Mekong Delta - Vietnam's Rice Bowl
30/05/2022 - 08:00

The Mekong Delta is a large area of fertile land located at Vietnam’s southern region.

This region is also known in Vietnam as the Southwestern region, or ‘the West’.

The Mekong Delta includes Can Tho city - directly under the central government, located about 170 km southwest of Ho Chi Minh City - and 12 provinces: Long An, Dong Thap, An Giang, Kien Giang, Tien Giang, Vinh Long, Hau Giang, Ben Tre, Tra Vinh, Soc Trang, Bac Lieu and Ca Mau.

Natural conditions and agricultural production

The Mekong Delta's climate has two distinct seasons: the rainy season (from May to October) and the dry season (from November to April). This land is alluvial accretion from annual floods on the Mekong River, which is favorable for agricultural production. A rather special feature is that in the Mekong Delta, in addition to the natural river system, there are countless canals with a total length of about 5,000 km, transforming this area into a typical river environment. These canals are formed from nine tributaries of the Mekong River, also known in Vietnam as the Cuu Long River, bringing fresh water and silt to the entire region before emptying into the East Sea.

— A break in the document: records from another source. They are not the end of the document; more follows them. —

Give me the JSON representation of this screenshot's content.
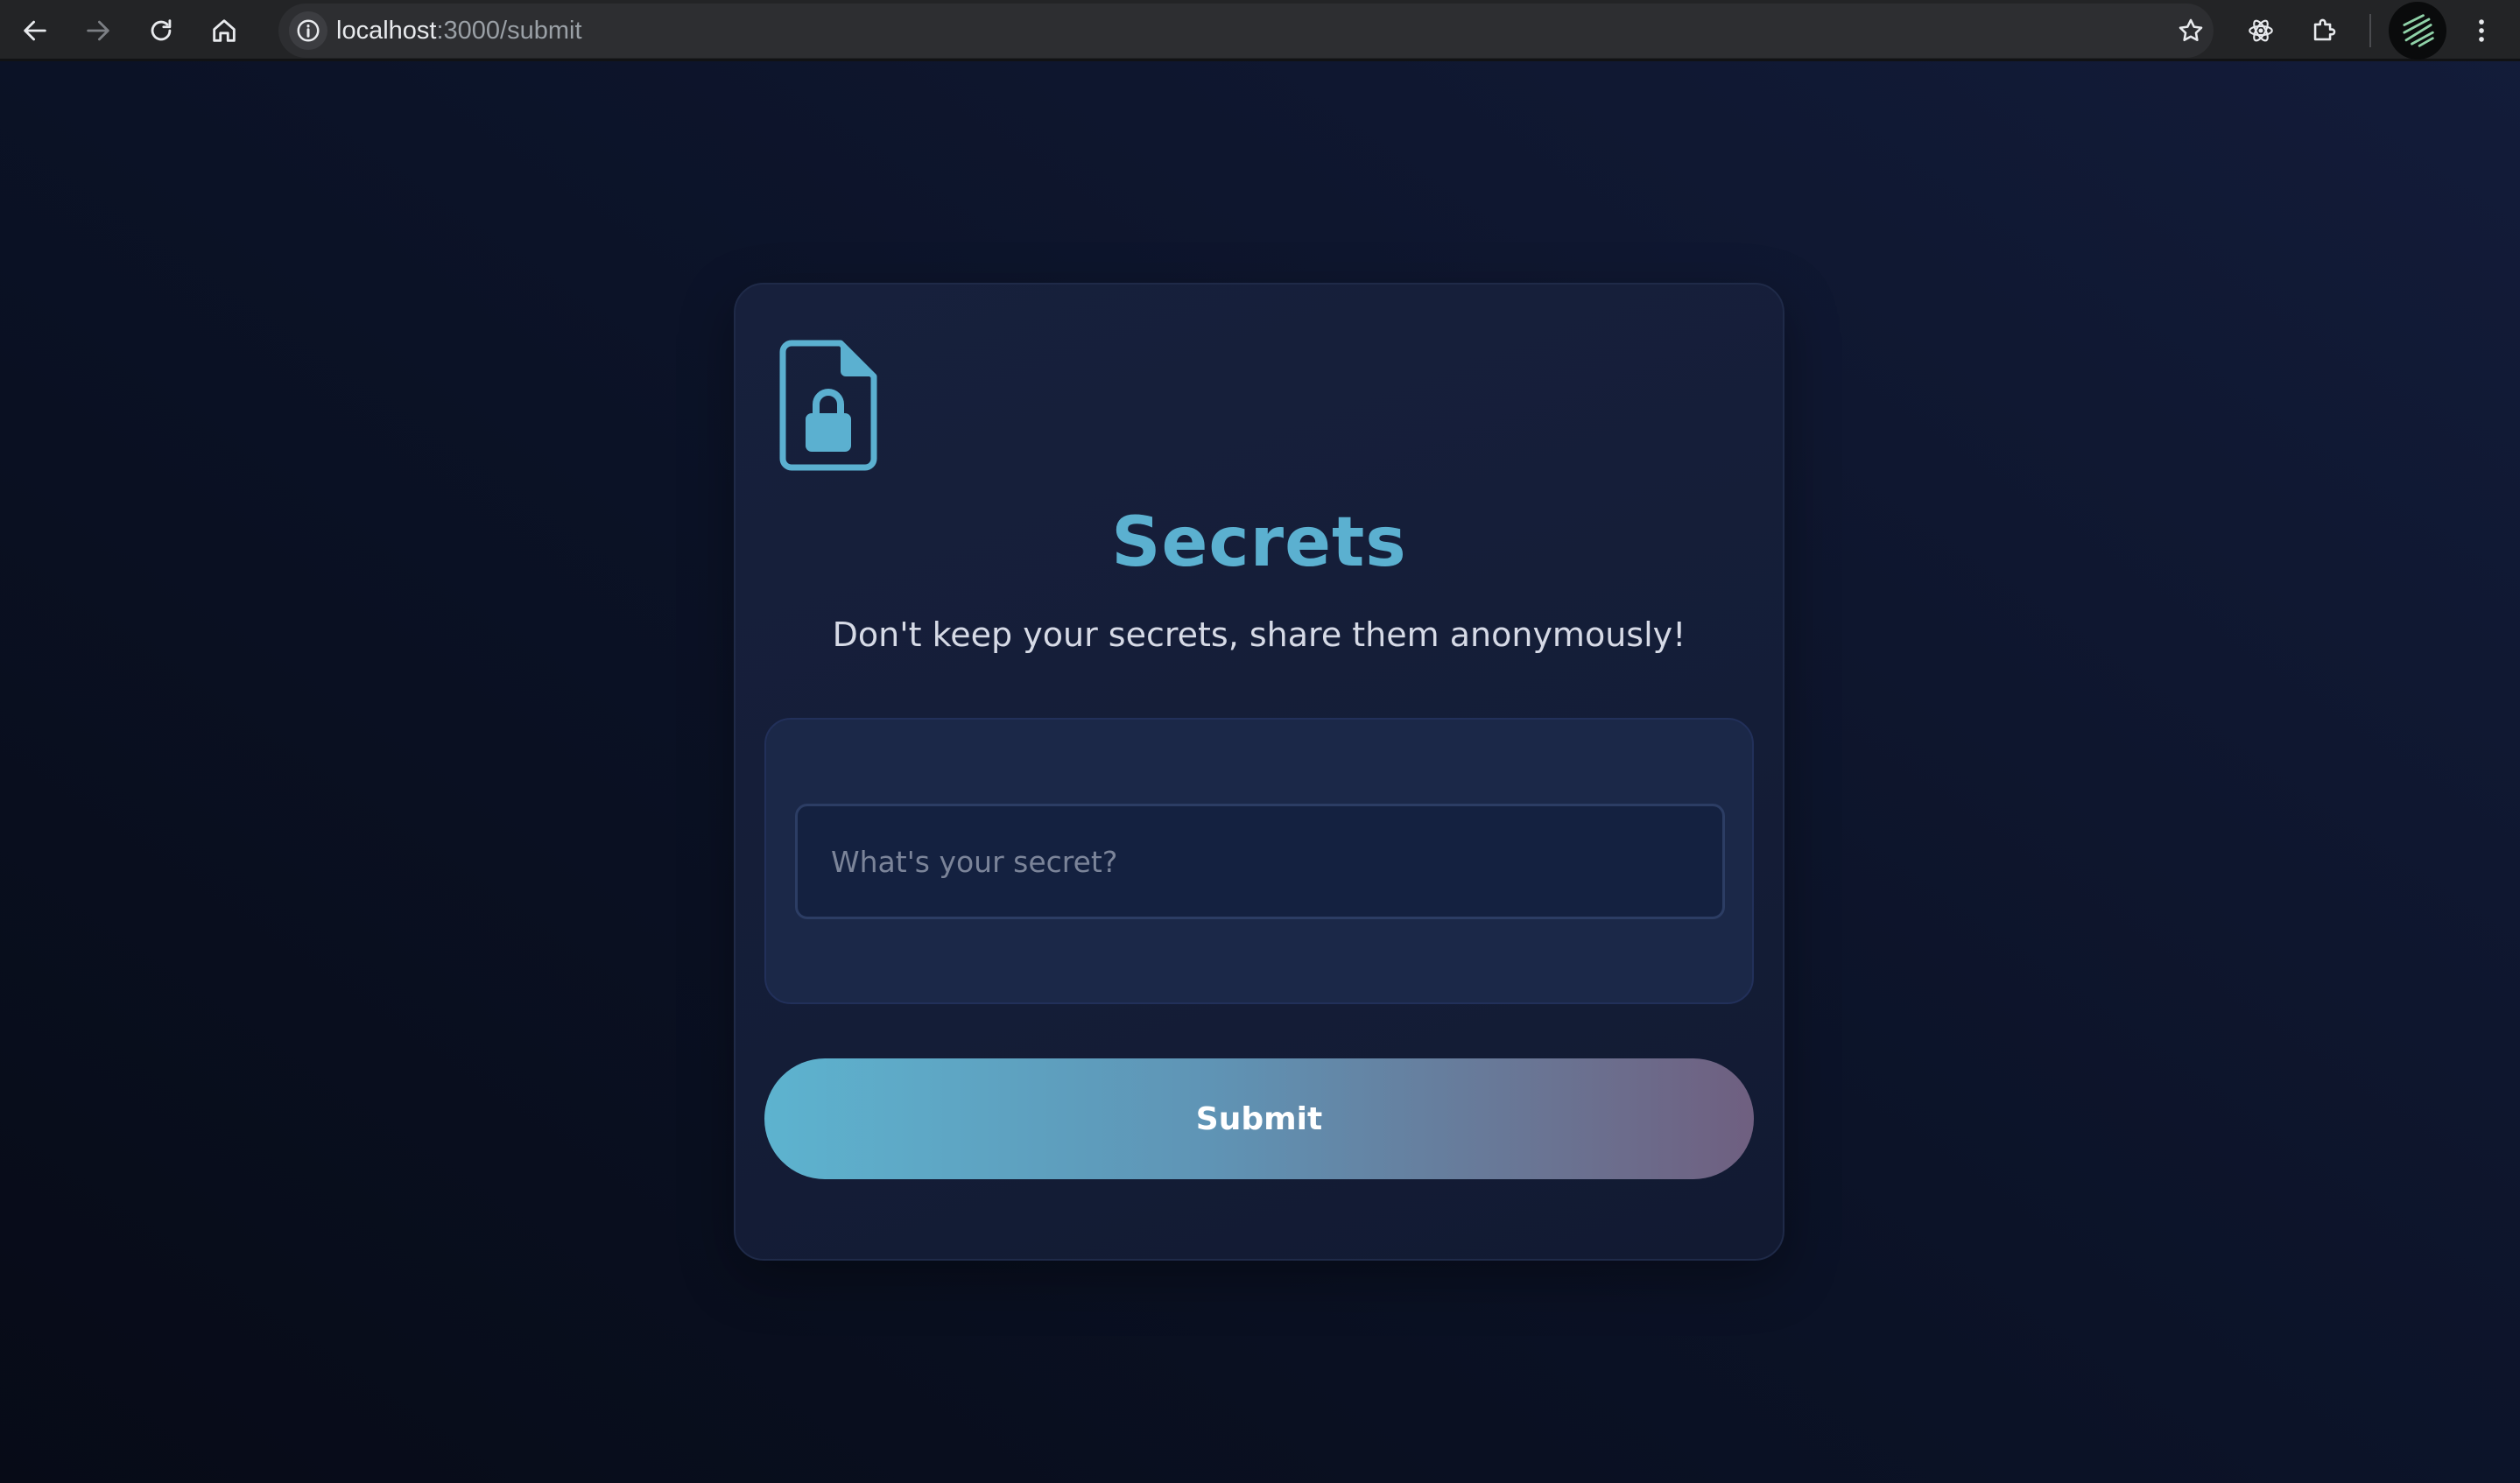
{
  "browser": {
    "url_host": "localhost",
    "url_path": ":3000/submit",
    "icons": {
      "back": "arrow-left-icon",
      "forward": "arrow-right-icon",
      "reload": "reload-icon",
      "home": "home-icon",
      "site_info": "info-icon",
      "bookmark": "star-icon",
      "react_devtools": "atom-icon",
      "extensions": "puzzle-icon",
      "profile": "avatar",
      "menu": "kebab-menu-icon"
    }
  },
  "card": {
    "icon": "file-lock-icon",
    "title": "Secrets",
    "subtitle": "Don't keep your secrets, share them anonymously!",
    "input": {
      "placeholder": "What's your secret?",
      "value": ""
    },
    "submit_label": "Submit"
  },
  "colors": {
    "accent": "#5bb0d0",
    "background": "#0b1226",
    "card": "#17203c",
    "button_gradient_start": "#5db3cf",
    "button_gradient_end": "#6f5f80"
  }
}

The Delta is rarely affected by storms and other extreme weather events. The weather is quite stable, the average temperature is from 25-28 degrees Celsius. Those natural conditions strongly and deeply influenced the culture of the region.

Thanks to the fertile alluvium, Mekong Delta farmers grow three rice crops a year, and provide nearly 60 percent of the country's rice production. Thanks to most of the country's best rice varieties grown here, the Mekong Delta's rice exports account for more than 90 percent of Vietnam’s annual rice shipments and the country is the world’s third-largest rice exporter after India and Thailand.

Characterized by its rich river basin, the Mekong Delta provides a large amount of seafood for export, with some well-known products in foreign markets such as pangasius, basa and shrimp. Aquaculture production of the region accounts for 70 percent of the national output.


Impact of climate change

The Mekong Delta, home to about 18 million people and currently just 0.8 meters above sea level, could sink into the sea by 2100 if groundwater and sand mining continue, Dr. Philip Minderhoud from Utrecht University (Netherlands) told Vietnam News Agency (VNA).

The rapid rate of subsidence makes saline intrusion, floods and coastal landslides more serious in this delta, Mr. Minderhoud was quoted by VNA as saying in an article published at the end of 2020.